Please hear my heart. I am not writing this to create division. I am writing this to show how easy it is to become deceived, even when you genuinely love the Lord. Sincerity does not protect you from error. Neither does intelligence, education, or tradition.
So stay alert.
Be cautious of institutional dogma that demands loyalty before truth. Be a Berean and search the Scriptures for yourself. Trust the Holy Spirit within you to guide you as you submit to the Word. Do not be impressed by titles, platforms, eloquence, or credentials. These carry no spiritual weight.
Most of all, learn to connect what a man teaches with who a man is. Jesus told us how to discern. A good tree produces good fruit. When someone claims to teach truth but walks in arrogance, contempt, pride, or a lack of love, take heed. You may hear things that sound right, but do not entrust your understanding of God to someone whose life does not resemble the character of Christ.

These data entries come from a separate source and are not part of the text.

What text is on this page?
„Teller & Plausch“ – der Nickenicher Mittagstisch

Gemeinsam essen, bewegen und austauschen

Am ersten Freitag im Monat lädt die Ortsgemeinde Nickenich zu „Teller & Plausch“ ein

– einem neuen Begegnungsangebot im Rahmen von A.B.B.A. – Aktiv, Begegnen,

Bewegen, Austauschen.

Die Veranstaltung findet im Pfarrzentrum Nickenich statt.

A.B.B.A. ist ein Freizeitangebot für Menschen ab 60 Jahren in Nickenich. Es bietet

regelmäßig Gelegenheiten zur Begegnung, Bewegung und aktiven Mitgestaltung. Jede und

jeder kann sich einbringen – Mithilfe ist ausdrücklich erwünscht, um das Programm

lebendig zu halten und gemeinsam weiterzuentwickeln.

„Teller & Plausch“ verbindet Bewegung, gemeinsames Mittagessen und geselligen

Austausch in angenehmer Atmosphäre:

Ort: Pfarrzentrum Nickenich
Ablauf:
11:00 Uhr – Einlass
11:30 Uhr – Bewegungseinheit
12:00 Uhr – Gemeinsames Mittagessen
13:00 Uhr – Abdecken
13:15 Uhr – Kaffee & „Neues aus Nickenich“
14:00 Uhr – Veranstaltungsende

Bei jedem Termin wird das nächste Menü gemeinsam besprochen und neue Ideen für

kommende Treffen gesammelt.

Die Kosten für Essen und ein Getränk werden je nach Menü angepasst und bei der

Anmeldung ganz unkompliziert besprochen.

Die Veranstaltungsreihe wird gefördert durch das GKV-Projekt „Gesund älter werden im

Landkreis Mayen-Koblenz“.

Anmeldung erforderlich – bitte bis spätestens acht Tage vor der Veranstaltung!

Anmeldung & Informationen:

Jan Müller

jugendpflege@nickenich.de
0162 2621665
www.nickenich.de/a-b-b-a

That is why John Calvin’s life matters. That is why his actions matter. And that is why his theology must be examined, not protected.
If this unsettles you, sit with it. Truth can handle scrutiny. And love for God must always come before loyalty to systems, men, or movements.

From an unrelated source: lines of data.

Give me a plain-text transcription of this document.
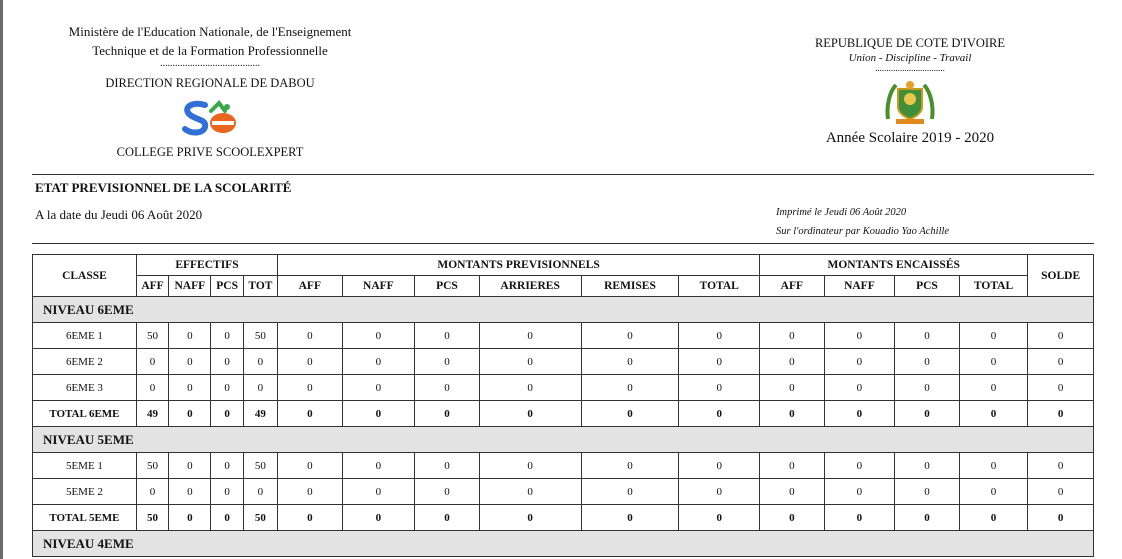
Ministère de l'Education Nationale, de l'Enseignement
Technique et de la Formation Professionnelle
........................................
DIRECTION REGIONALE DE DABOU
COLLEGE PRIVE SCOOLEXPERT
REPUBLIQUE DE COTE D'IVOIRE
Union - Discipline - Travail
...............................
Année Scolaire 2019 - 2020
ETAT PREVISIONNEL DE LA SCOLARITÉ
A la date du Jeudi 06 Août 2020	Imprimé le Jeudi 06 Août 2020
Sur l'ordinateur par Kouadio Yao Achille
CLASSE	EFFECTIFS				MONTANTS PREVISIONNELS						MONTANTS ENCAISSÉS				SOLDE
	AFF	NAFF	PCS	TOT	AFF	NAFF	PCS	ARRIERES	REMISES	TOTAL	AFF	NAFF	PCS	TOTAL	
NIVEAU 6EME															
6EME 1	50	0	0	50	0	0	0	0	0	0	0	0	0	0	0
6EME 2	0	0	0	0	0	0	0	0	0	0	0	0	0	0	0
6EME 3	0	0	0	0	0	0	0	0	0	0	0	0	0	0	0
TOTAL 6EME	49	0	0	49	0	0	0	0	0	0	0	0	0	0	0
NIVEAU 5EME															
5EME 1	50	0	0	50	0	0	0	0	0	0	0	0	0	0	0
5EME 2	0	0	0	0	0	0	0	0	0	0	0	0	0	0	0
TOTAL 5EME	50	0	0	50	0	0	0	0	0	0	0	0	0	0	0
NIVEAU 4EME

Endnotes by Brother John: I want to thank the author Brother Mark, for allowing me to freely use his well written thesis on this subject which is close to my heart. I have a great love for my Calvinist friends, yet disdain the way they see God’s character, and misappropriations of His Word. Though they will claim the moral high ground of orthodoxy, it is found wanting and heterodoxy when compared to the ante-Nicean writings of the early disciples: Polycarp, Justin Martyr, and multitudes of others.
The next time Servetus attended Calvin’s Sunday preaching service on a visit, Calvin had him arrested and charged with heresy. The 38 official charges included rejection of the Trinity and infant baptism. The city magistrates condemned him to death. Calvin pleaded for Servetus to be beheaded instead of the more brutal method of burning at the stake, but to no avail. Some people see Calvin’s compassion in pursuing a more humane method of death, but ultimately he supported killing Servetus and all such heretics.

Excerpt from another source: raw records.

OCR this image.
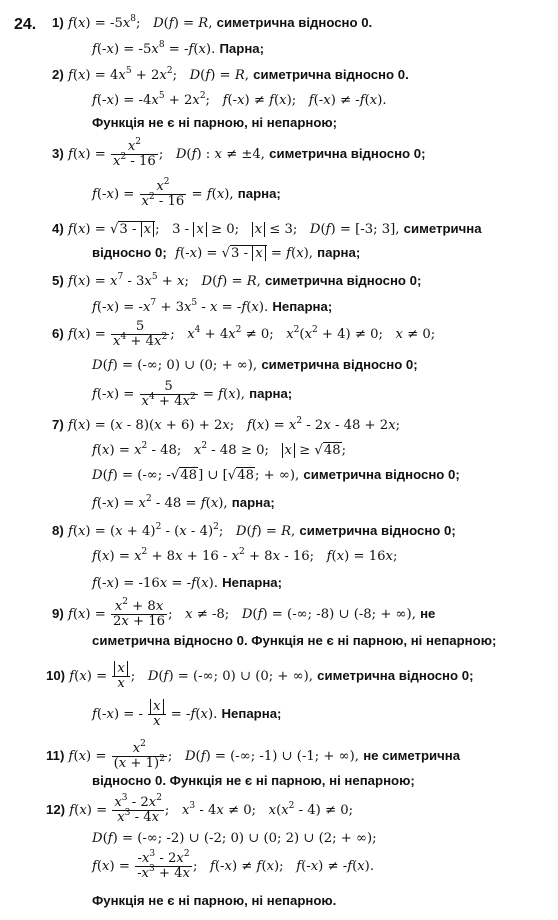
24. 1) $f(x) = -5x^8$;   D(f) = R, симетрична відносно 0.
$f(-x) = -5x^8 = -f(x)$. Парна;
2) $f(x) = 4x^5 + 2x^2$;   D(f) = R, симетрична відносно 0.
$f(-x) = -4x^5 + 2x^2$;   f(-x) ≠ f(x);   f(-x) ≠ -f(x).
Функція не є ні парною, ні непарною;
3) $f(x) = \frac{x^2}{x^2 - 16}$ ;   D(f) : x ≠ ±4, симетрична відносно 0;
$f(-x) = \frac{x^2}{x^2 - 16} = f(x)$, парна;
4) f(x) = √3 - x ;   3 - x ≥ 0;   x ≤ 3;   D(f) = [-3; 3], симетрична
відносно 0; f(-x) = √3 - x = f(x), парна;
5) $f(x) = x^7 - 3x^5 + x$;   D(f) = R, симетрична відносно 0;
$f(-x) = -x^7 + 3x^5 - x = -f(x)$. Непарна;
6) $f(x) = \frac{5}{x^4 + 4x^2}$ ;   $x^4 + 4x^2 \ne 0$;   $x^2(x^2 + 4) \ne 0$;   x ≠ 0;
D(f) = (-∞; 0) ∪ (0; + ∞), симетрична відносно 0;
$f(-x) = \frac{5}{x^4 + 4x^2} = f(x)$, парна;
7) f(x) = (x - 8)(x + 6) + 2x;   $f(x) = x^2 - 2x - 48 + 2x$;
$f(x) = x^2 - 48$;   $x^2 - 48 \ge 0$;   x ≥ √48;
D(f) = (-∞; -√48] ∪ [√48; + ∞), симетрична відносно 0;
$f(-x) = x^2 - 48 = f(x)$, парна;
8) $f(x) = (x + 4)^2 - (x - 4)^2$;   D(f) = R, симетрична відносно 0;
$f(x) = x^2 + 8x + 16 - x^2 + 8x - 16$;   f(x) = 16x;
f(-x) = -16x = -f(x). Непарна;
9) $f(x) = \frac{x^2 + 8x}{2x + 16}$ ;   x ≠ -8;   D(f) = (-∞; -8) ∪ (-8; + ∞), не
симетрична відносно 0. Функція не є ні парною, ні непарною;
10) $f(x) = \frac{x}{x}$ ;   D(f) = (-∞; 0) ∪ (0; + ∞), симетрична відносно 0;
f(-x) = - $\frac{x}{x} = -f(x)$. Непарна;
11) $f(x) = \frac{x^2}{(x + 1)^2}$ ;   D(f) = (-∞; -1) ∪ (-1; + ∞), не симетрична
відносно 0. Функція не є ні парною, ні непарною;
12) $f(x) = \frac{x^3 - 2x^2}{x^3 - 4x}$ ;   $x^3 - 4x \ne 0$;   $x(x^2 - 4) \ne 0$;
D(f) = (-∞; -2) ∪ (-2; 0) ∪ (0; 2) ∪ (2; + ∞);
$f(x) = \frac{-x^3 - 2x^2}{-x^3 + 4x}$ ;   f(-x) ≠ f(x);   f(-x) ≠ -f(x).
Функція не є ні парною, ні непарною.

Dr. Paul Penley (left) holding a 1575 print of Calvin’s Institutes at a Seminary library in Cluj, Romania. Thanks Istvan!
The following is a historical contradiction to one of Mark’s points in his article. I had to include it as I have seen Calvinists change Wikipedia articles, mess with autobiographies, etc. They even claim that Leonard Ravenhill was a Calvinist! Preposterous!
On October 27, 1553, green wood was used for the fire so Servetus would be slowly baked alive from the feet upward. For 30 minutes he screamed for mercy and prayed to Jesus as the fire worked its way up his body to burn the theology book strapped to his chest as a symbol of his heresy. Calvin summarized the execution this way:
“Servetus . . . suffered the penalty due to his heresies, but was it by my will? Certainly his arrogance destroyed him not less than his impiety. And what crime was it of mine if our Council, at my exhortation, indeed, but in conformity with the opinion of several Churches, took vengeance on his execrable blasphemies?” – Calvin
How could such torture be condoned? In November 1552 the Geneva Council declared Calvin’s Institutes of the Christian Religion to be a “holy doctrine which no man might speak against.” Disagreeing with Calvin’s view of God was a violation warranting the death penalty according to the way John Calvin interpreted Leviticus 24:16. The Geneva city council records describe one verdict where a man who publicly protested against John Calvin’s doctrine of predestination was flogged at all the city’s main intersections and then expelled (“The Minutes Book of the Geneva City Council, 1541-59,” translated by Stefan Zweig, Erasmus: The Right to Heresy). You did not get to disagree with Calvin in this town.